Why This Module Is Important
Degree is a foundational structural property. If a GNN cannot predict degree reliably, it is unlikely to be trustworthy for more demanding graph reasoning tasks. This module is the baseline checkpoint for the rest of the project: it tests whether the model family and data generation pipeline are internally consistent before moving to harder objectives.
Practically, this module also exposes calibration behavior. Exact-match degree accuracy and absolute error directly show whether the model is learning stable local counting behavior or just approximate trends.
How It Was Trained
- Models trained on random graphs generated each epoch.

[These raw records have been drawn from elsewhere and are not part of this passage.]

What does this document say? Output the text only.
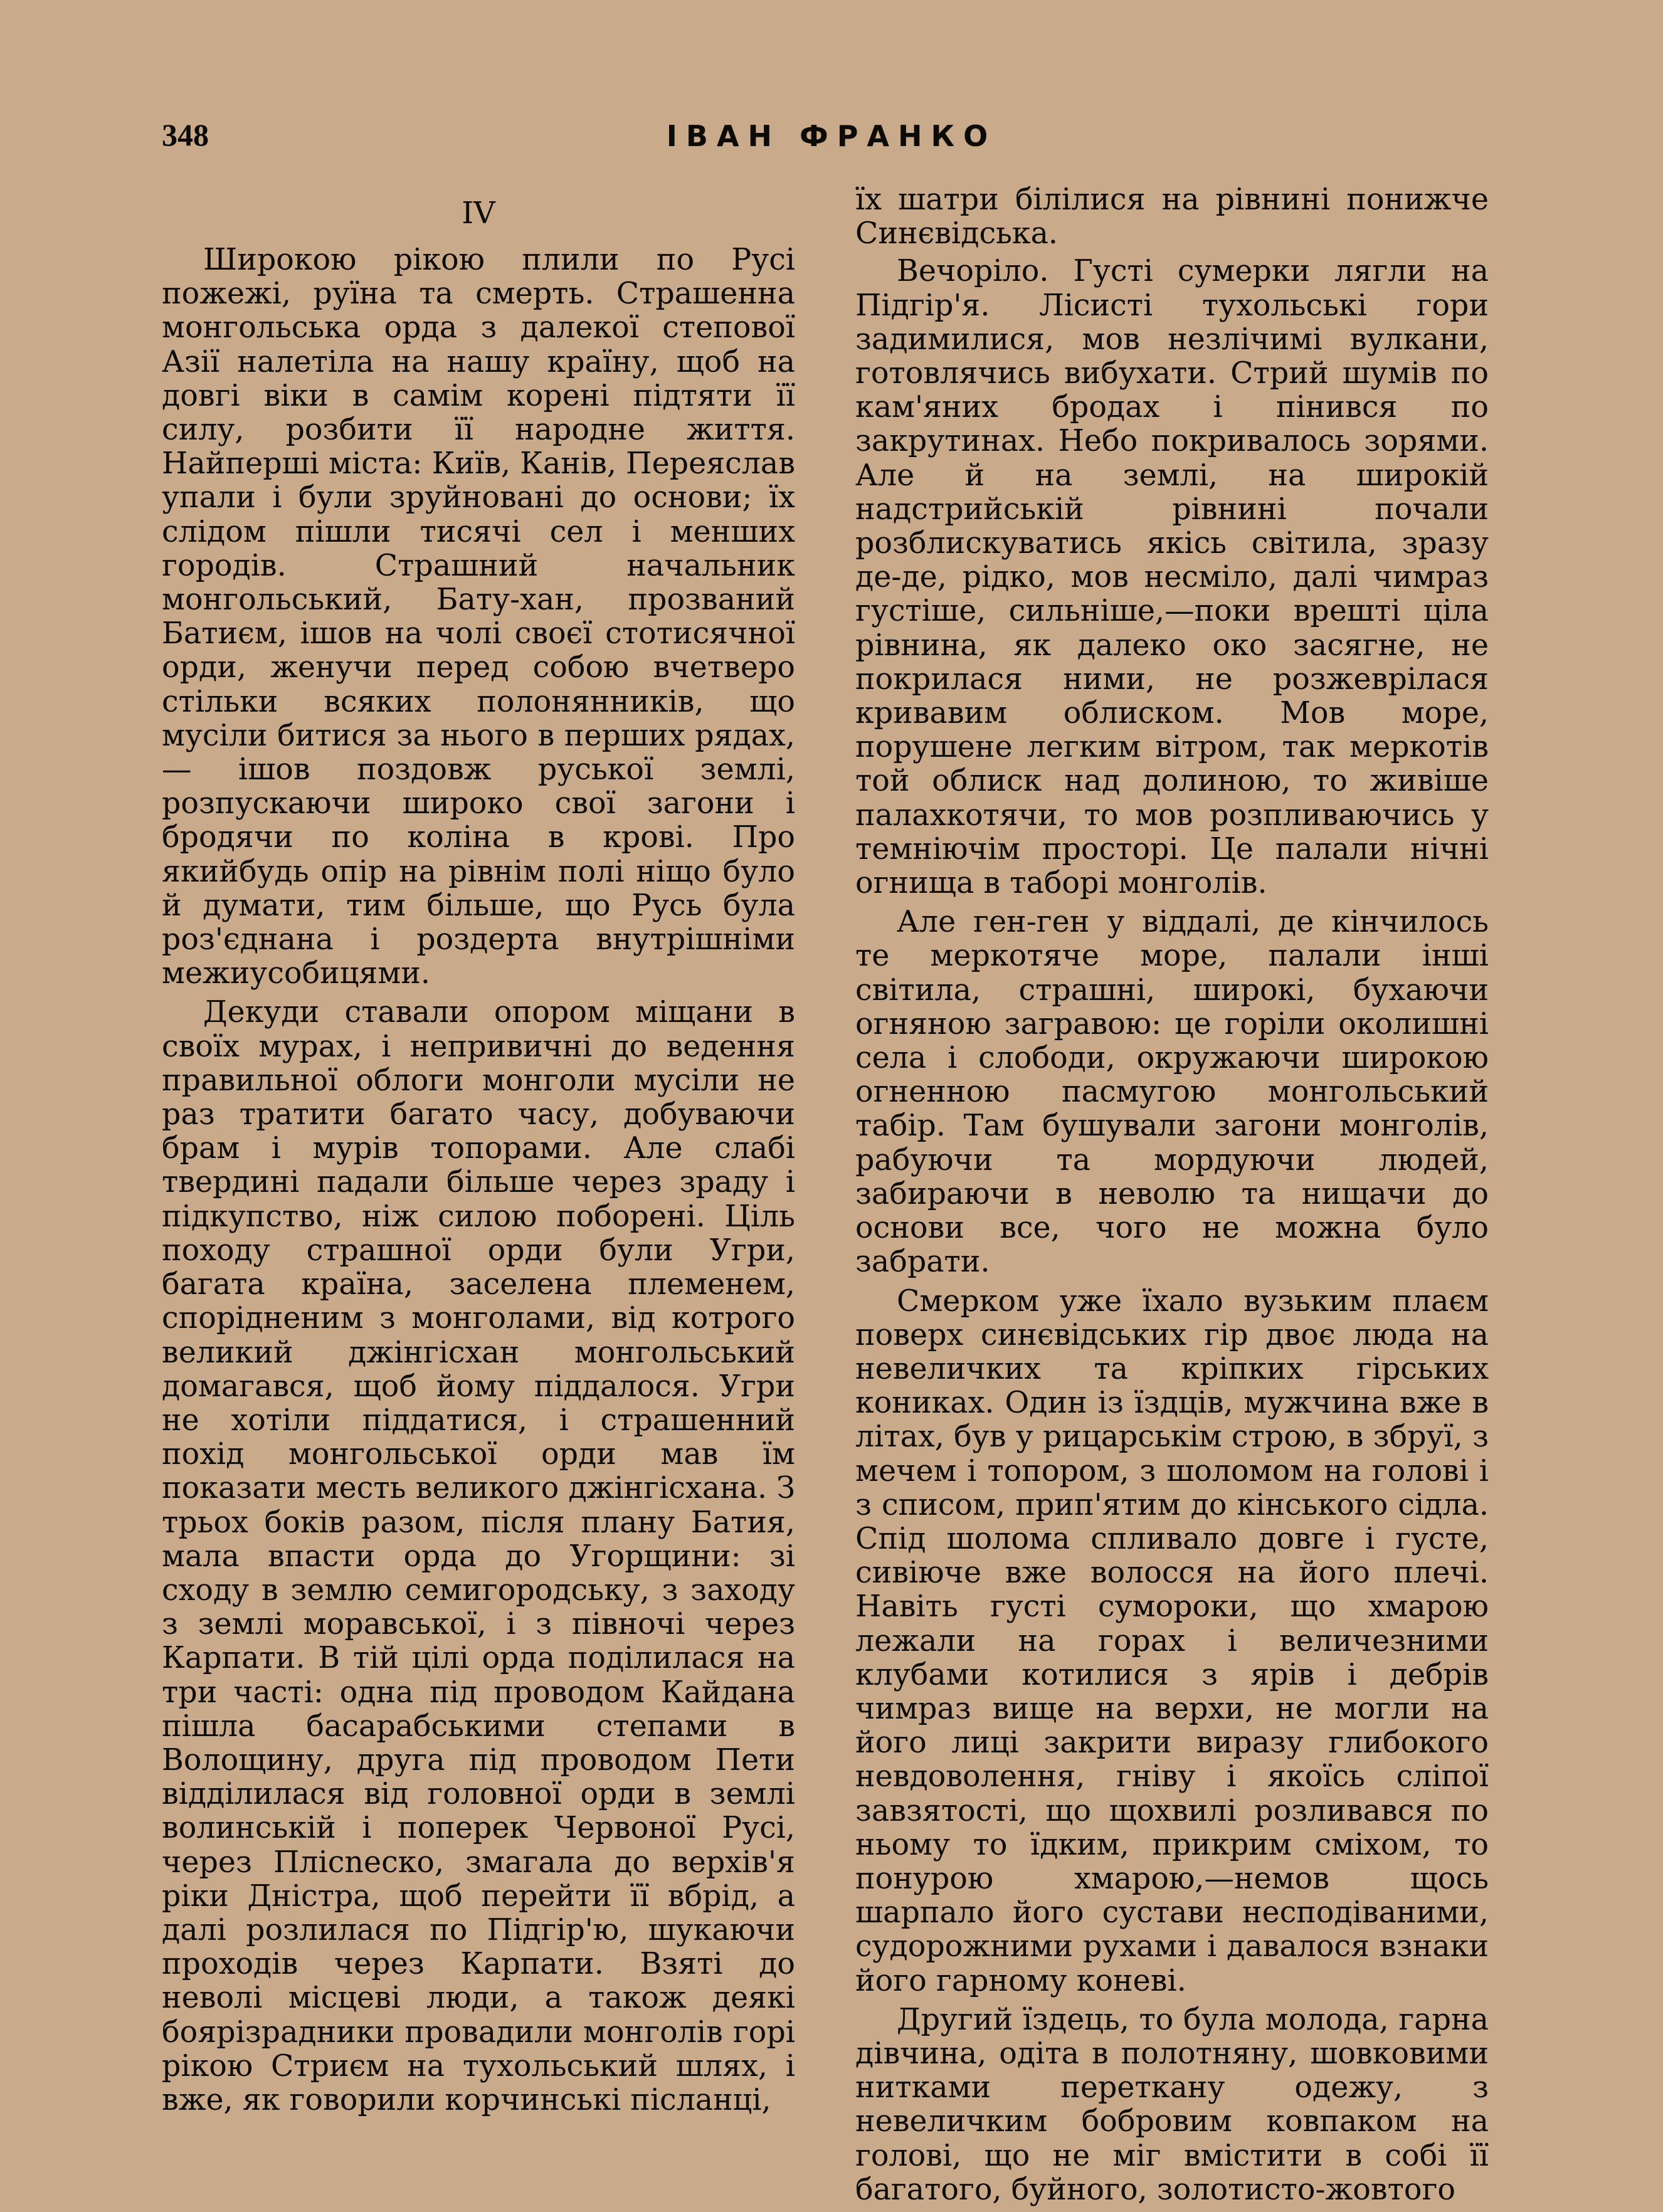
348	ІВАН ФРАНКО

IV

Широкою рікою плили по Русі пожежі, руїна та смерть. Страшенна монгольська орда з далекої степової Азії налетіла на нашу країну, щоб на довгі віки в самім корені підтяти її силу, розбити її народне життя. Найперші міста: Київ, Канів, Переяслав упали і були зруйновані до основи; їх слідом пішли тисячі сел і менших городів. Страшний начальник монгольський, Бату-хан, прозваний Батиєм, ішов на чолі своєї стотисячної орди, женучи перед собою вчетверо стільки всяких полонянників, що мусіли битися за нього в перших рядах,— ішов поздовж руської землі, розпускаючи широко свої загони і бродячи по коліна в крові. Про якийбудь опір на рівнім полі ніщо було й думати, тим більше, що Русь була роз'єднана і роздерта внутрішніми межиусобицями.

Декуди ставали опором міщани в своїх мурах, і непривичні до ведення правильної облоги монголи мусіли не раз тратити багато часу, добуваючи брам і мурів топорами. Але слабі твердині падали більше через зраду і підкупство, ніж силою поборені. Ціль походу страшної орди були Угри, багата країна, заселена племенем, спорідненим з монголами, від котрого великий джінгісхан монгольський домагався, щоб йому піддалося. Угри не хотіли піддатися, і страшенний похід монгольської орди мав їм показати месть великого джінгісхана. З трьох боків разом, після плану Батия, мала впасти орда до Угорщини: зі сходу в землю семигородську, з заходу з землі моравської, і з півночі через Карпати. В тій цілі орда поділилася на три часті: одна під проводом Кайдана пішла басарабськими степами в Волощину, друга під проводом Пети відділилася від головної орди в землі волинській і поперек Червоної Русі, через Плісneско, змагала до верхів'я ріки Дністра, щоб перейти її вбрід, а далі розлилася по Підгір'ю, шукаючи проходів через Карпати. Взяті до неволі місцеві люди, а також деякі боярізрадники провадили монголів горі рікою Стриєм на тухольський шлях, і вже, як говорили корчинські післанці,

їх шатри білілися на рівнині понижче Синєвідська.

Вечоріло. Густі сумерки лягли на Підгір'я. Лісисті тухольські гори задимилися, мов незлічимі вулкани, готовлячись вибухати. Стрий шумів по кам'яних бродах і пінився по закрутинах. Небо покривалось зорями. Але й на землі, на широкій надстрийській рівнині почали розблискуватись якісь світила, зразу де-де, рідко, мов несміло, далі чимраз густіше, сильніше,—поки врешті ціла рівнина, як далеко око засягне, не покрилася ними, не розжеврілася кривавим облиском. Мов море, порушене легким вітром, так меркотів той облиск над долиною, то живіше палахкотячи, то мов розпливаючись у темніючім просторі. Це палали нічні огнища в таборі монголів.

Але ген-ген у віддалі, де кінчилось те меркотяче море, палали інші світила, страшні, широкі, бухаючи огняною загравою: це горіли околишні села і слободи, окружаючи широкою огненною пасмугою монгольський табір. Там бушували загони монголів, рабуючи та мордуючи людей, забираючи в неволю та нищачи до основи все, чого не можна було забрати.

Смерком уже їхало вузьким плаєм поверх синєвідських гір двоє люда на невеличких та кріпких гірських кониках. Один із їздців, мужчина вже в літах, був у рицарськім строю, в збруї, з мечем і топором, з шоломом на голові і з списом, прип'ятим до кінського сідла. Спід шолома спливало довге і густе, сивіюче вже волосся на його плечі. Навіть густі сумороки, що хмарою лежали на горах і величезними клубами котилися з ярів і дебрів чимраз вище на верхи, не могли на його лиці закрити виразу глибокого невдоволення, гніву і якоїсь сліпої завзятості, що щохвилі розливався по ньому то їдким, прикрим сміхом, то понурою хмарою,—немов щось шарпало його сустави несподіваними, судорожними рухами і давалося взнаки його гарному коневі.

Другий їздець, то була молода, гарна дівчина, одіта в полотняну, шовковими нитками переткану одежу, з невеличким бобровим ковпаком на голові, що не міг вмістити в собі її багатого, буйного, золотисто-жовтого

- 4 input features per node, hidden size 64, 4 layers, dropout 0.2.
- 5000 epochs, learning rate 0.001, 50 graphs per epoch.
- Evaluation rounds predictions and computes exact-match node accuracy.
uv run python -m ai.degree.train --model gcn --name v1 --epochs 5000
uv run python -m ai.degree.train --model sage --name v1 --epochs 5000
uv run python -m ai.degree.train --model gin --name v1 --epochs 5000
uv run python -m ai.degree.train --model loopy --name r3_v1 --r 3 --epochs 5000
Saved Results
Source: ai/trained/degree/*/info.json.
| Model | Accuracy (%) | MAE | MSE | Best Epoch |
|---|---|---|---|---|
| gin_v1 | 100.00 | 0.0000 | 0.0000 | 450 |
| sage_v1 | 100.00 | 0.0000 | 0.0000 | 450 |
| gcn_v1 | 23.76 | 1.8810 | 3.5382 | 150 |
| loopy_r3_v1 | 25.89 | 6.7847 | 46.0323 | 250 |
Why Models Behave Differently Here
Degree is highly local, so architectures with strong neighborhood aggregation can excel quickly. In your current runs, GIN and SAGE hit perfect rounded-node accuracy, while GCN and Loopy underperform. That pattern suggests this specific training distribution favors local aggregation fidelity and is less forgiving to architectural settings that were tuned for other structural objectives.
The large MAE on loopy_r3_v1 indicates mismatch between
its bias and this exact target, not necessarily a universally weaker
model. It can still dominate on cycle-sensitive tasks, which is why
cross-task comparison matters more than single-task ranking.